= Symplectization =

In mathematics, the symplectization (or symplectification) of a contact manifold is a symplectic manifold which naturally corresponds to it.

== Definition ==

Let $(V,\xi)$ be a contact manifold, and let $x \in V$. Consider the set
 $S_xV = \{\beta \in T^*_xV - \{ 0 \} \mid \ker \beta = \xi_x\} \subset T^*_xV$
of all nonzero 1-forms at $x$, which have the contact plane $\xi_x$ as their kernel. The union
$SV = \bigcup_{x \in V}S_xV \subset T^*V$
is a symplectic submanifold of the cotangent bundle of $V$, and thus possesses a natural symplectic structure.

The projection $\pi : SV \to V$ supplies the symplectization with the structure of a principal bundle over $V$ with structure group $\R^* \equiv \R - \{0\}$.

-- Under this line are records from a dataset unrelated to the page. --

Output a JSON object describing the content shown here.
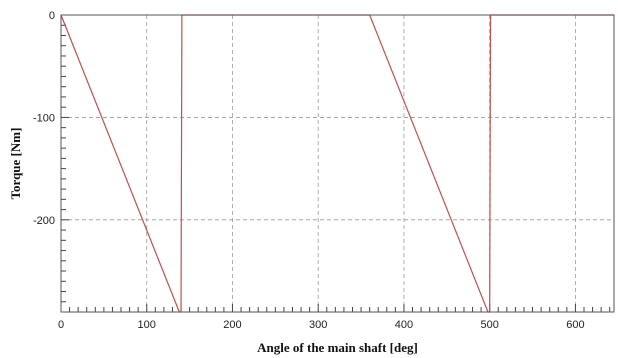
{
  "chart_data": {
    "type": "line",
    "xlabel": "Angle of the main shaft [deg]",
    "ylabel": "Torque [Nm]",
    "xlim": [
      0,
      645
    ],
    "ylim": [
      -290,
      0
    ],
    "x_ticks": [
      0,
      100,
      200,
      300,
      400,
      500,
      600
    ],
    "y_ticks": [
      0,
      -100,
      -200
    ],
    "grid": true,
    "series": [
      {
        "color": "#c0504d",
        "x": [
          0,
          138,
          140,
          141,
          360,
          498,
          500,
          501,
          645
        ],
        "y": [
          0,
          -290,
          -290,
          0,
          0,
          -290,
          -290,
          0,
          0
        ]
      }
    ]
  }
}
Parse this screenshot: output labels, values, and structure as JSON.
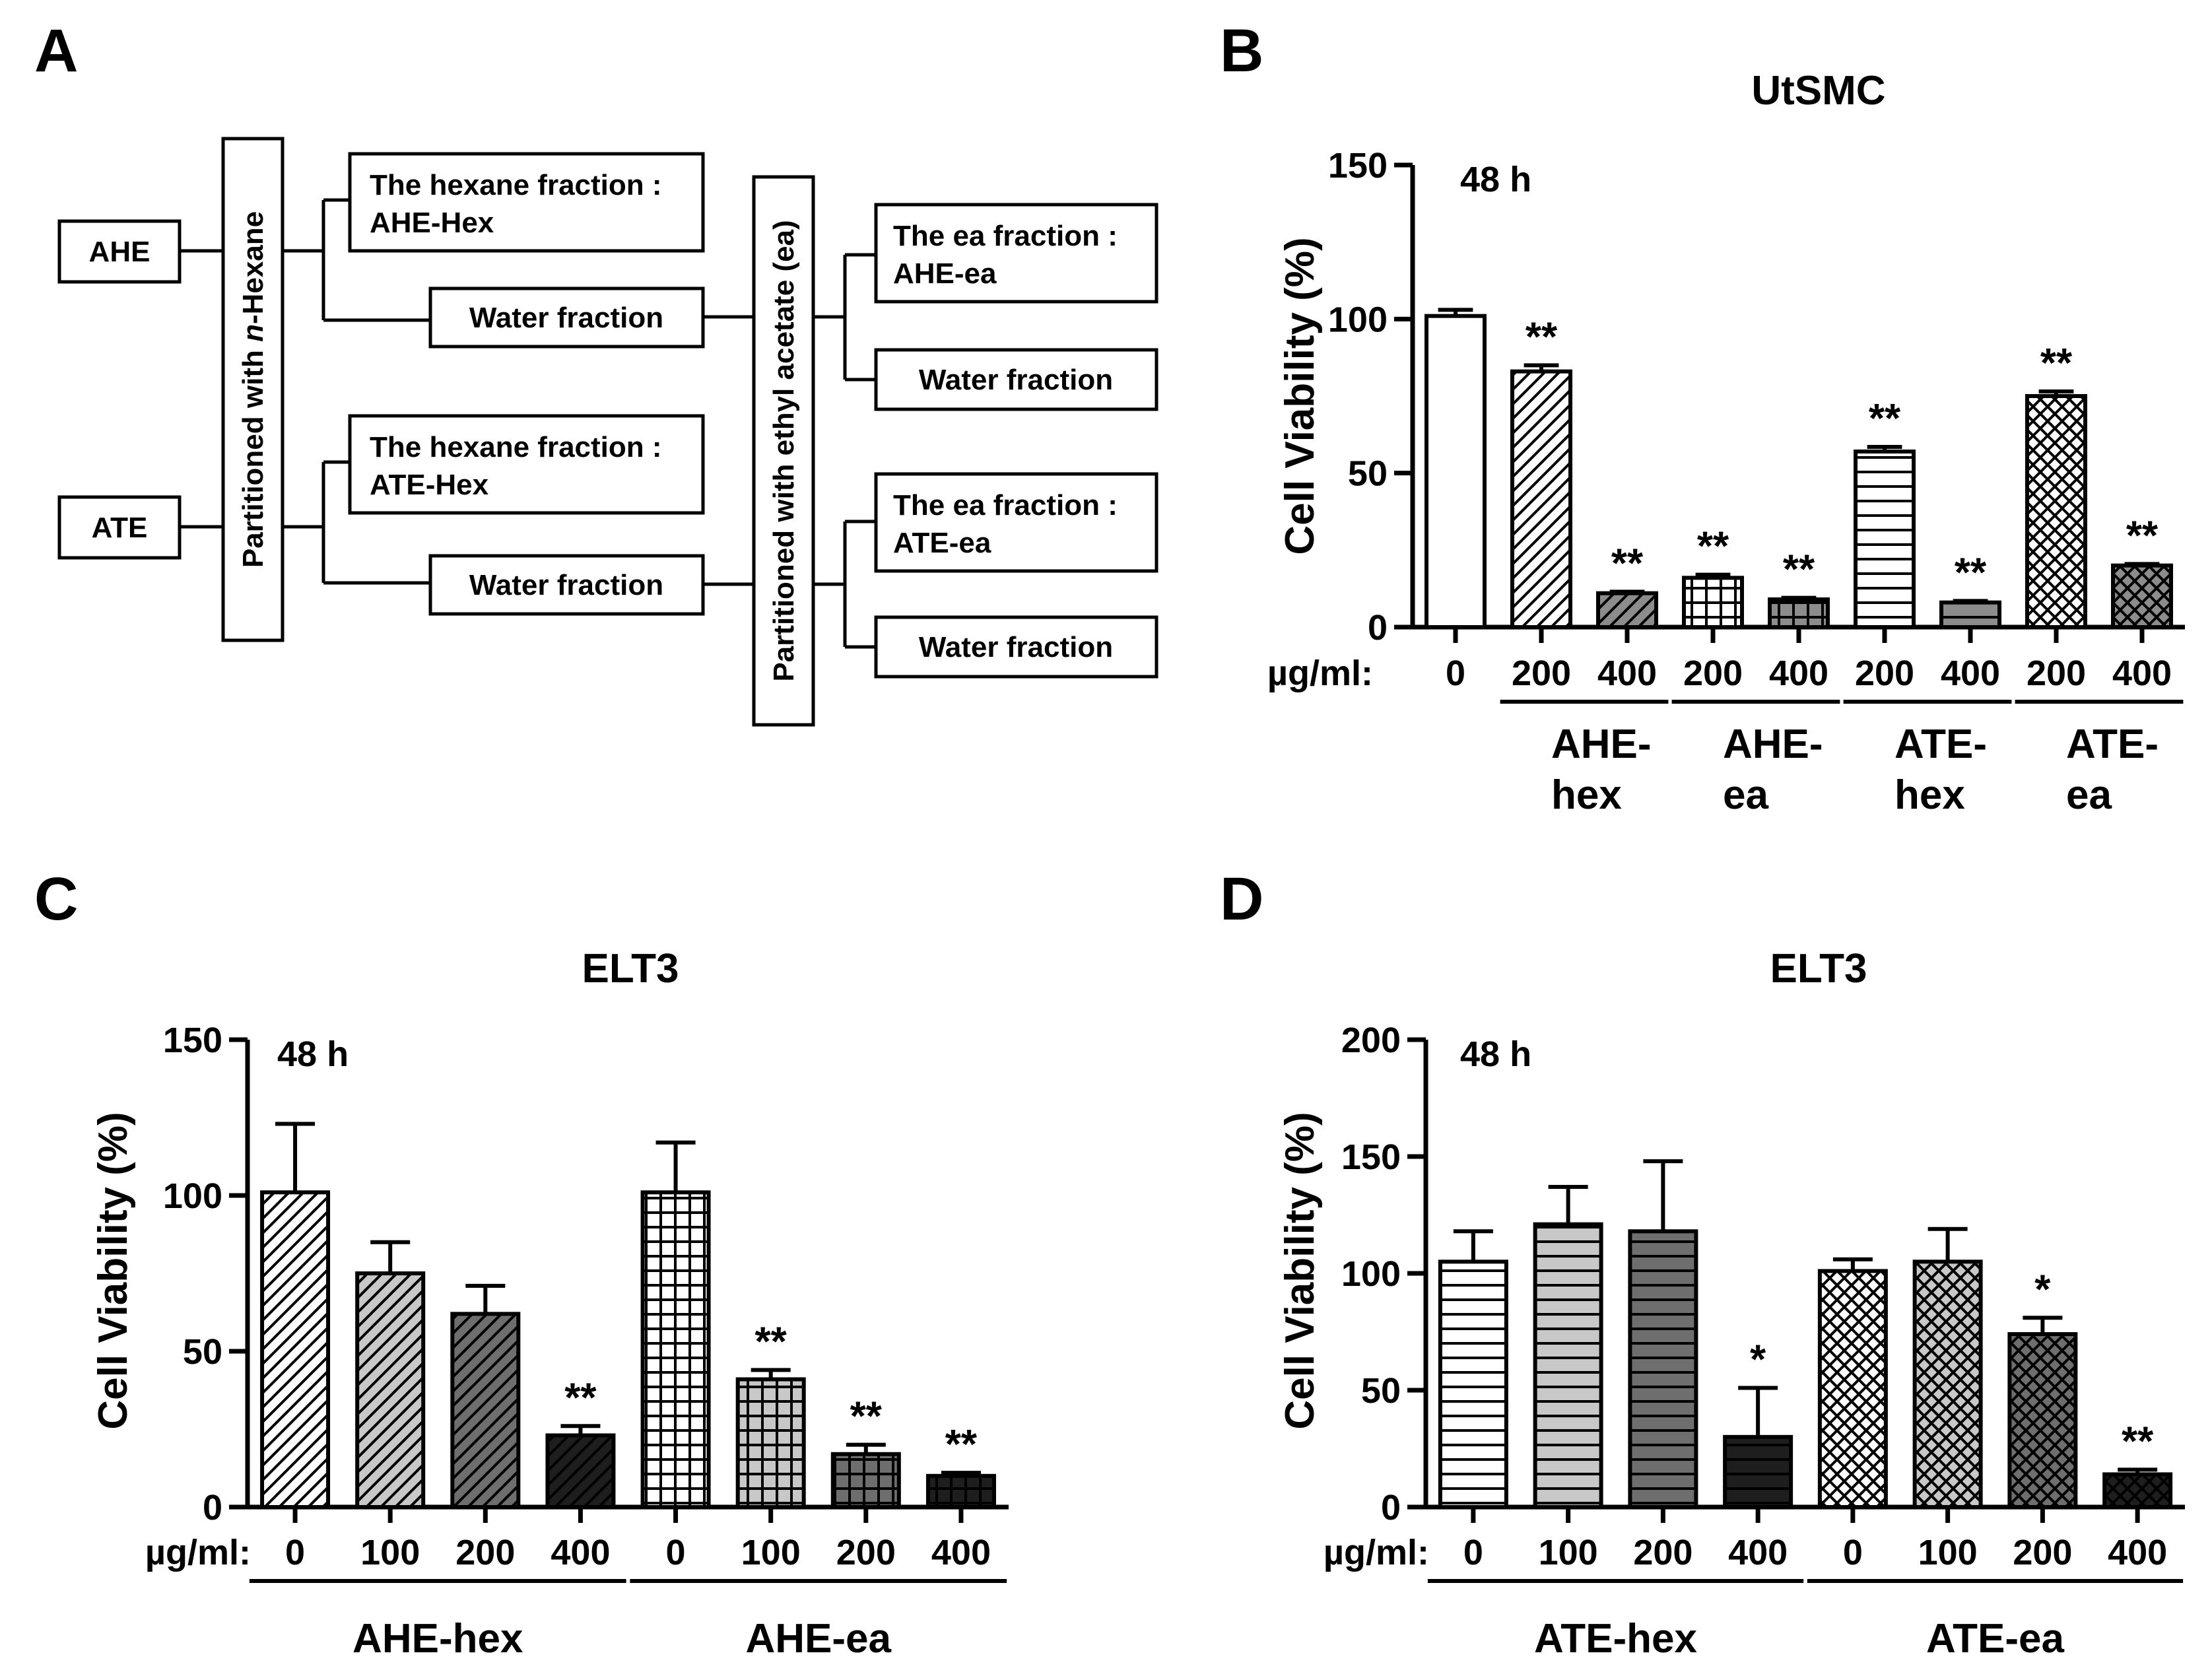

== The coorientable case ==

When the contact structure $\xi$ is cooriented by means of a contact form $\alpha$, there is another version of symplectization, in which only forms giving the same coorientation to $\xi$ as $\alpha$ are considered:

$S^+_xV = \{\beta \in T^*_xV - \{0\} \,|\, \beta = \lambda\alpha,\,\lambda > 0\} \subset T^*_xV,$

$S^+V = \bigcup_{x \in V}S^+_xV \subset T^*V.$

Note that $\xi$ is coorientable if and only if the bundle $\pi : SV \to V$ is trivial. Any section of this bundle is a coorienting form for the contact structure.